Er werd toen een groot pak papieren binnen gebracht waarvan iedereen een stapeltje kreeg. Dat papier, zag ik veel later na de oorlog terug en was het pamflet STAAKT, STAAKT. De oproep tot de Februaristaking.

De volgende dag kwam mijn vader met een stel mannen opgewonden thuis. Ze hadden een tramwagen omgegooid in de Molukkenstraat. Dat vond ik heel spannend, hoewel het doel ervan me toen niet geheel duidelijk was. Wat nog steeds in mijn geheugen ligt is enerzijds het enthousiasme en het optimisme bij iedereen en anderzijds de angst van mijn moeder. Zij hield altijd rekening met verraad.

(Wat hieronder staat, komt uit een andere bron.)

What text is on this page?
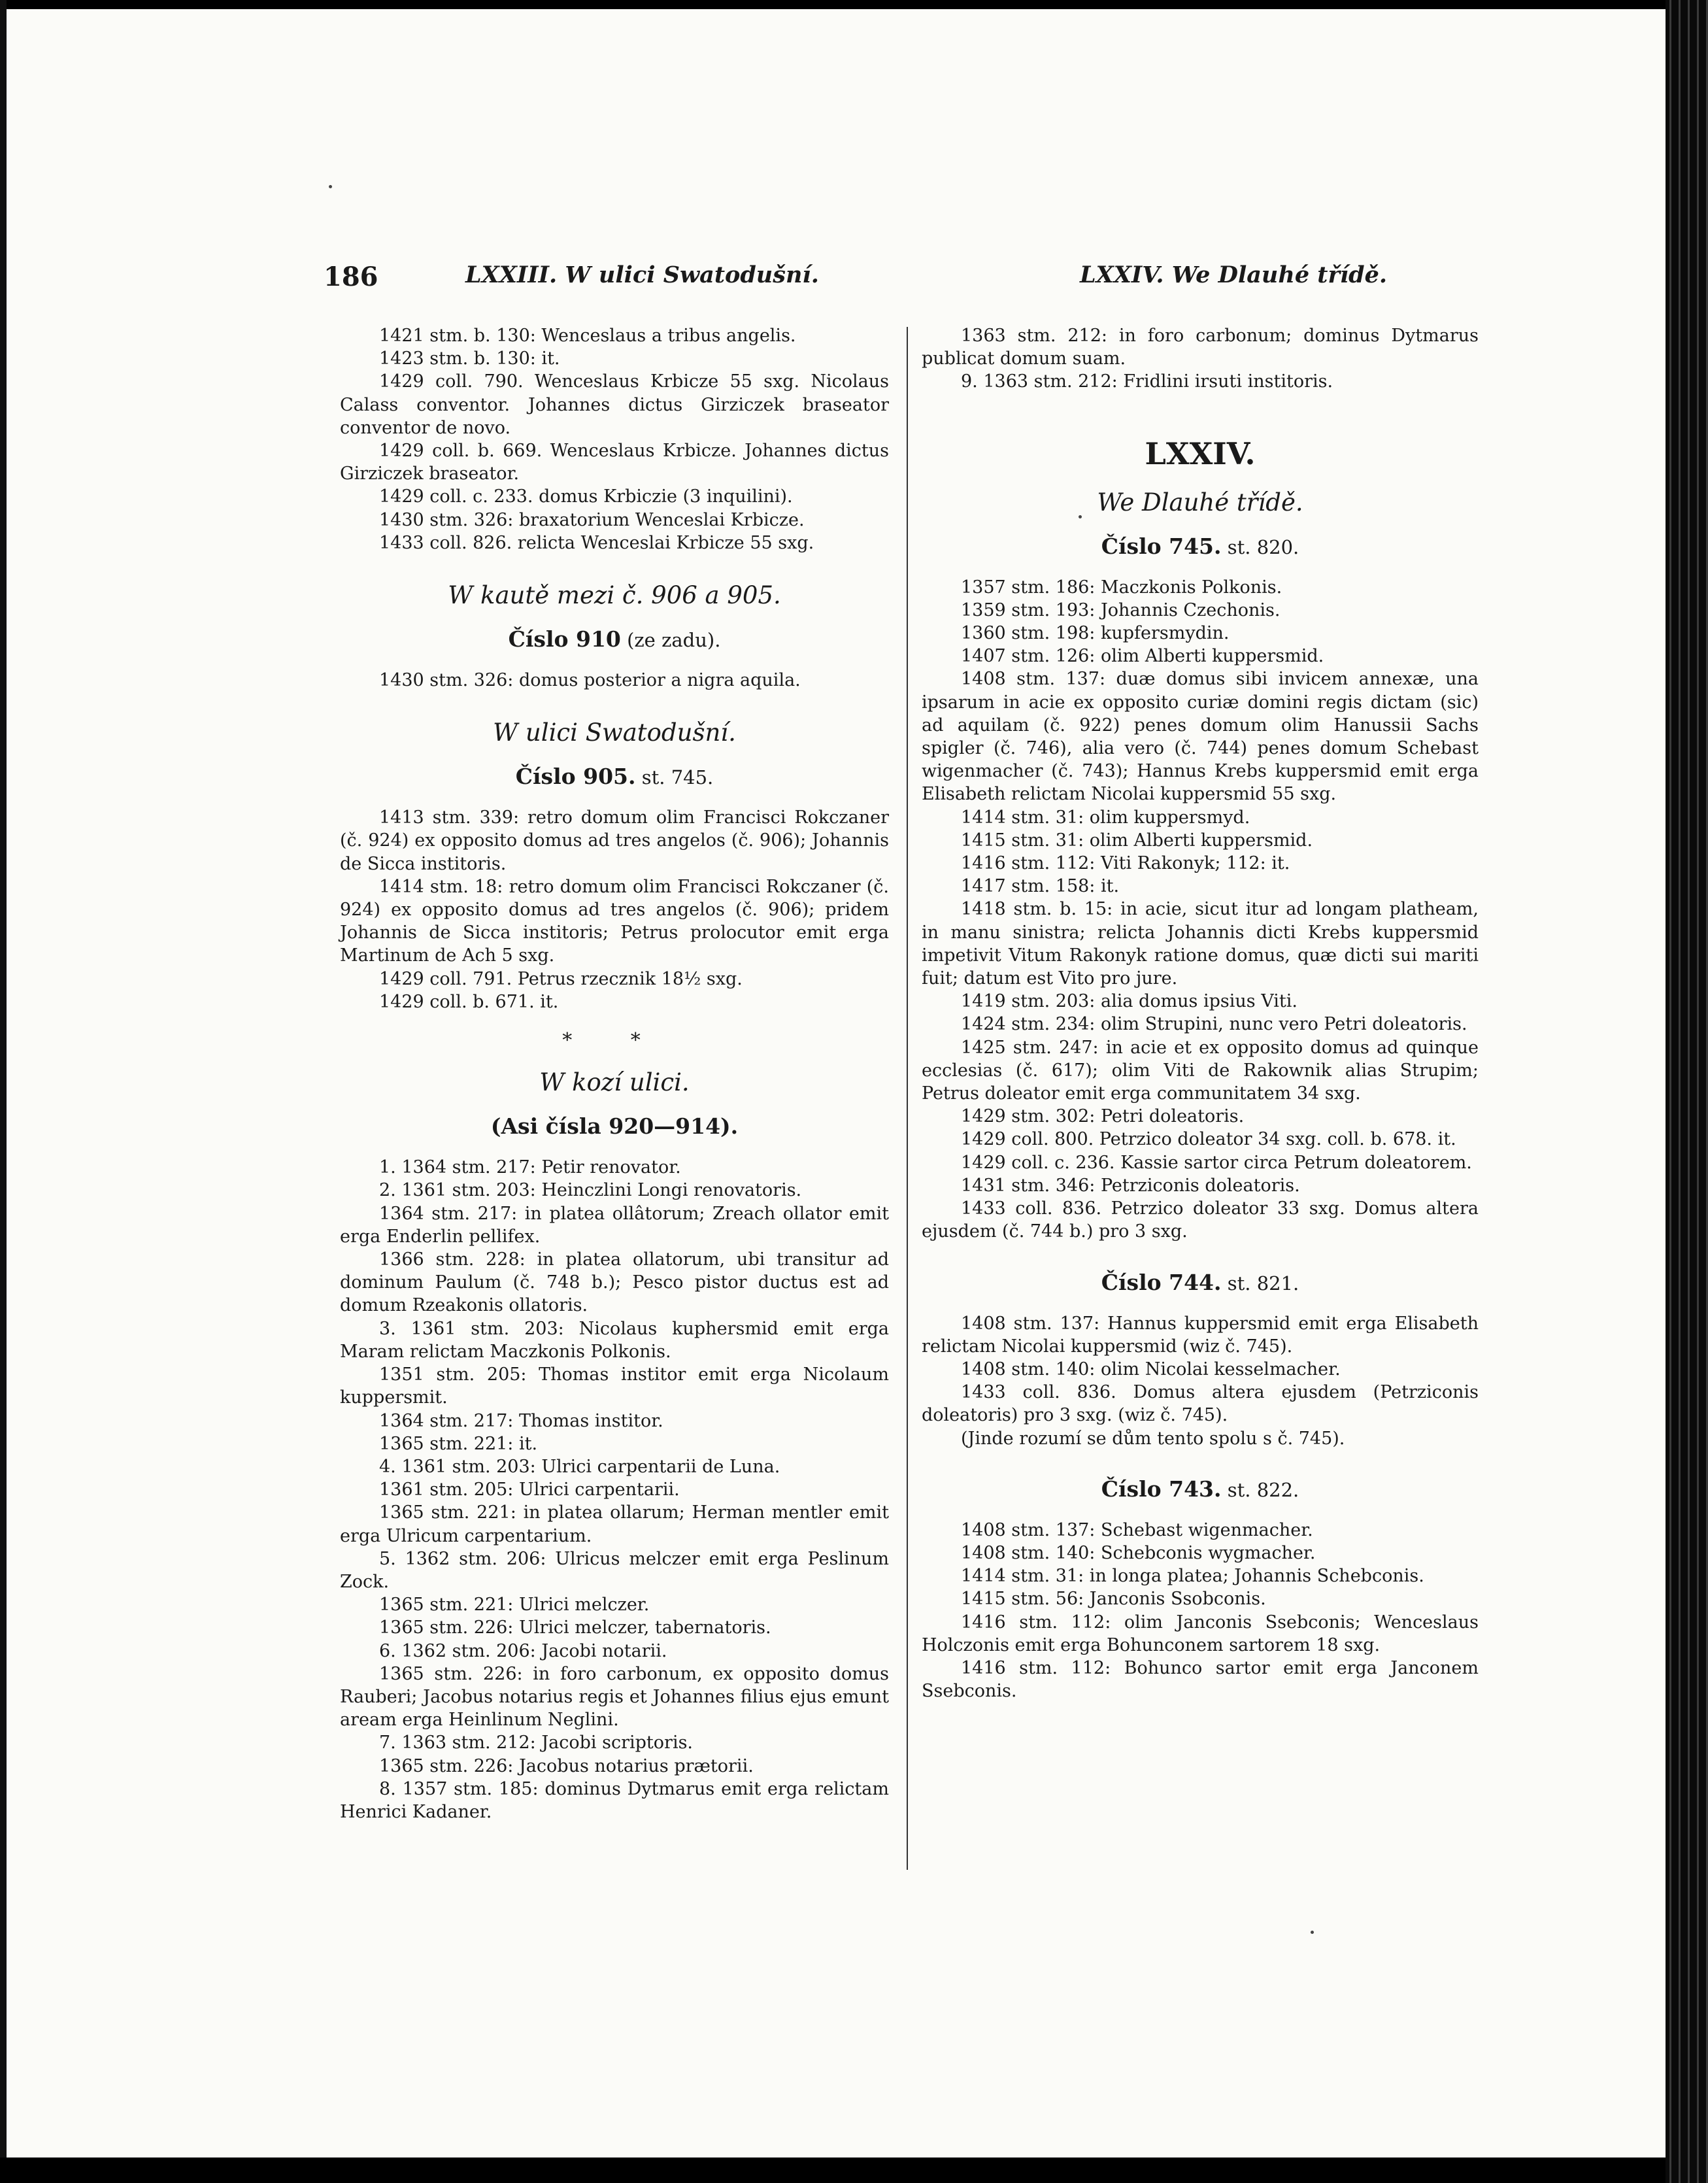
186	LXXIII. W ulici Swatodušní.	LXXIV. We Dlauhé třídě.

1421 stm. b. 130: Wenceslaus a tribus angelis.

1423 stm. b. 130: it.

1429 coll. 790. Wenceslaus Krbicze 55 sxg. Nicolaus Calass conventor. Johannes dictus Girziczek braseator conventor de novo.

1429 coll. b. 669. Wenceslaus Krbicze. Johannes dictus Girziczek braseator.

1429 coll. c. 233. domus Krbiczie (3 inquilini).

1430 stm. 326: braxatorium Wenceslai Krbicze.

1433 coll. 826. relicta Wenceslai Krbicze 55 sxg.

W kautě mezi č. 906 a 905.

Číslo 910 (ze zadu).

1430 stm. 326: domus posterior a nigra aquila.

W ulici Swatodušní.

Číslo 905. st. 745.

1413 stm. 339: retro domum olim Francisci Rokczaner (č. 924) ex opposito domus ad tres angelos (č. 906); Johannis de Sicca institoris.

1414 stm. 18: retro domum olim Francisci Rokczaner (č. 924) ex opposito domus ad tres angelos (č. 906); pridem Johannis de Sicca institoris; Petrus prolocutor emit erga Martinum de Ach 5 sxg.

1429 coll. 791. Petrus rzecznik 18½ sxg.

1429 coll. b. 671. it.

* *

W kozí ulici.

(Asi čísla 920—914).

1. 1364 stm. 217: Petir renovator.

2. 1361 stm. 203: Heinczlini Longi renovatoris.

1364 stm. 217: in platea ollâtorum; Zreach ollator emit erga Enderlin pellifex.

1366 stm. 228: in platea ollatorum, ubi transitur ad dominum Paulum (č. 748 b.); Pesco pistor ductus est ad domum Rzeakonis ollatoris.

3. 1361 stm. 203: Nicolaus kuphersmid emit erga Maram relictam Maczkonis Polkonis.

1351 stm. 205: Thomas institor emit erga Nicolaum kuppersmit.

1364 stm. 217: Thomas institor.

1365 stm. 221: it.

4. 1361 stm. 203: Ulrici carpentarii de Luna.

1361 stm. 205: Ulrici carpentarii.

1365 stm. 221: in platea ollarum; Herman mentler emit erga Ulricum carpentarium.

5. 1362 stm. 206: Ulricus melczer emit erga Peslinum Zock.

1365 stm. 221: Ulrici melczer.

1365 stm. 226: Ulrici melczer, tabernatoris.

6. 1362 stm. 206: Jacobi notarii.

1365 stm. 226: in foro carbonum, ex opposito domus Rauberi; Jacobus notarius regis et Johannes filius ejus emunt aream erga Heinlinum Neglini.

7. 1363 stm. 212: Jacobi scriptoris.

1365 stm. 226: Jacobus notarius prætorii.

8. 1357 stm. 185: dominus Dytmarus emit erga relictam Henrici Kadaner.

1363 stm. 212: in foro carbonum; dominus Dytmarus publicat domum suam.

9. 1363 stm. 212: Fridlini irsuti institoris.

LXXIV.

We Dlauhé třídě.

Číslo 745. st. 820.

1357 stm. 186: Maczkonis Polkonis.

1359 stm. 193: Johannis Czechonis.

1360 stm. 198: kupfersmydin.

1407 stm. 126: olim Alberti kuppersmid.

1408 stm. 137: duæ domus sibi invicem annexæ, una ipsarum in acie ex opposito curiæ domini regis dictam (sic) ad aquilam (č. 922) penes domum olim Hanussii Sachs spigler (č. 746), alia vero (č. 744) penes domum Schebast wigenmacher (č. 743); Hannus Krebs kuppersmid emit erga Elisabeth relictam Nicolai kuppersmid 55 sxg.

1414 stm. 31: olim kuppersmyd.

1415 stm. 31: olim Alberti kuppersmid.

1416 stm. 112: Viti Rakonyk; 112: it.

1417 stm. 158: it.

1418 stm. b. 15: in acie, sicut itur ad longam platheam, in manu sinistra; relicta Johannis dicti Krebs kuppersmid impetivit Vitum Rakonyk ratione domus, quæ dicti sui mariti fuit; datum est Vito pro jure.

1419 stm. 203: alia domus ipsius Viti.

1424 stm. 234: olim Strupini, nunc vero Petri doleatoris.

1425 stm. 247: in acie et ex opposito domus ad quinque ecclesias (č. 617); olim Viti de Rakownik alias Strupim; Petrus doleator emit erga communitatem 34 sxg.

1429 stm. 302: Petri doleatoris.

1429 coll. 800. Petrzico doleator 34 sxg. coll. b. 678. it.

1429 coll. c. 236. Kassie sartor circa Petrum doleatorem.

1431 stm. 346: Petrziconis doleatoris.

1433 coll. 836. Petrzico doleator 33 sxg. Domus altera ejusdem (č. 744 b.) pro 3 sxg.

Číslo 744. st. 821.

1408 stm. 137: Hannus kuppersmid emit erga Elisabeth relictam Nicolai kuppersmid (wiz č. 745).

1408 stm. 140: olim Nicolai kesselmacher.

1433 coll. 836. Domus altera ejusdem (Petrziconis doleatoris) pro 3 sxg. (wiz č. 745).

(Jinde rozumí se dům tento spolu s č. 745).

Číslo 743. st. 822.

1408 stm. 137: Schebast wigenmacher.

1408 stm. 140: Schebconis wygmacher.

1414 stm. 31: in longa platea; Johannis Schebconis.

1415 stm. 56: Janconis Ssobconis.

1416 stm. 112: olim Janconis Ssebconis; Wenceslaus Holczonis emit erga Bohunconem sartorem 18 sxg.

1416 stm. 112: Bohunco sartor emit erga Janconem Ssebconis.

Woensdag 26 februari stopte een grote groene vrachtwagen aan de overkant van onze woning, waaruit Duitse soldaten met geweren sprongen. Nu was ik ook in paniek. Ik rende naar ons huis en riep: “Soldaten, soldaten!”

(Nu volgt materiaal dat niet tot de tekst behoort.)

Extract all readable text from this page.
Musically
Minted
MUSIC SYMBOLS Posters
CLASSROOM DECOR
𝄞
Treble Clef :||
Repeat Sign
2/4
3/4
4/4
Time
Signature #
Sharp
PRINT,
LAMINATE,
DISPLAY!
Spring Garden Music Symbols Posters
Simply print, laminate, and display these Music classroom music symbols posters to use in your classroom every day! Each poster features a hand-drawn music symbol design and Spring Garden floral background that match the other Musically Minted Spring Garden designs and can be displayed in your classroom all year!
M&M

Mijn vader rende naar de veranda, maar toen schopten ze de slaapkamerdeur al open. Het gangetje stond ineens vol met die groene soldaten en hun grote geweren. De kleinste met pet en pistool sloeg mijn vader direct in zijn gezicht. Mijn moeder gilde en duwde me in de slaapkamer. Er werd geschreeuwd en geslagen. Mijn vader was, hoorde ik later, de trap af geslagen en in de overvalwagen geschopt.

Ik kan me een bezoek aan het Lloyd-hotel herinneren, waar familieleden en kennissen de gevangen februaristakers en organisatoren mochten zien en spreken. Toen mijn vader op het bordes verscheen, herkende ik hem nauwelijks. Zijn gezicht was heel bleek en had blauwe plekken.

Tot slot het wonder van Gerrit Blom, de partijgenoot van mijn vader, een van de 427 Joodse mannen die bij de razzia’s op 22 en 23 februari werden opgepikt en uiteindelijk afgevoerd naar Mauthausen om daar door afmatting en uithongering vermoord te worden.

Maar mijn vader noemde hem bij zijn verhoren als medeplichtige aan de organisatie van de Februaristaking. Mijn vader schrijft hierover: “Ik kon hem makkelijk noemen, hij was tenslotte al gepakt.” Ineens vonden de moffen het interessanter om Gerrit als aangeklaagde te hebben in het proces tegen de organisatoren van de Februaristaking, dan als ‘Volljude’ die zo snel mogelijk in Mauthausen kapot gemaakt moest worden.

Zo werd Gerrit Blom tot tuchthuisstraf veroordeeld en overleefde hij de oorlog.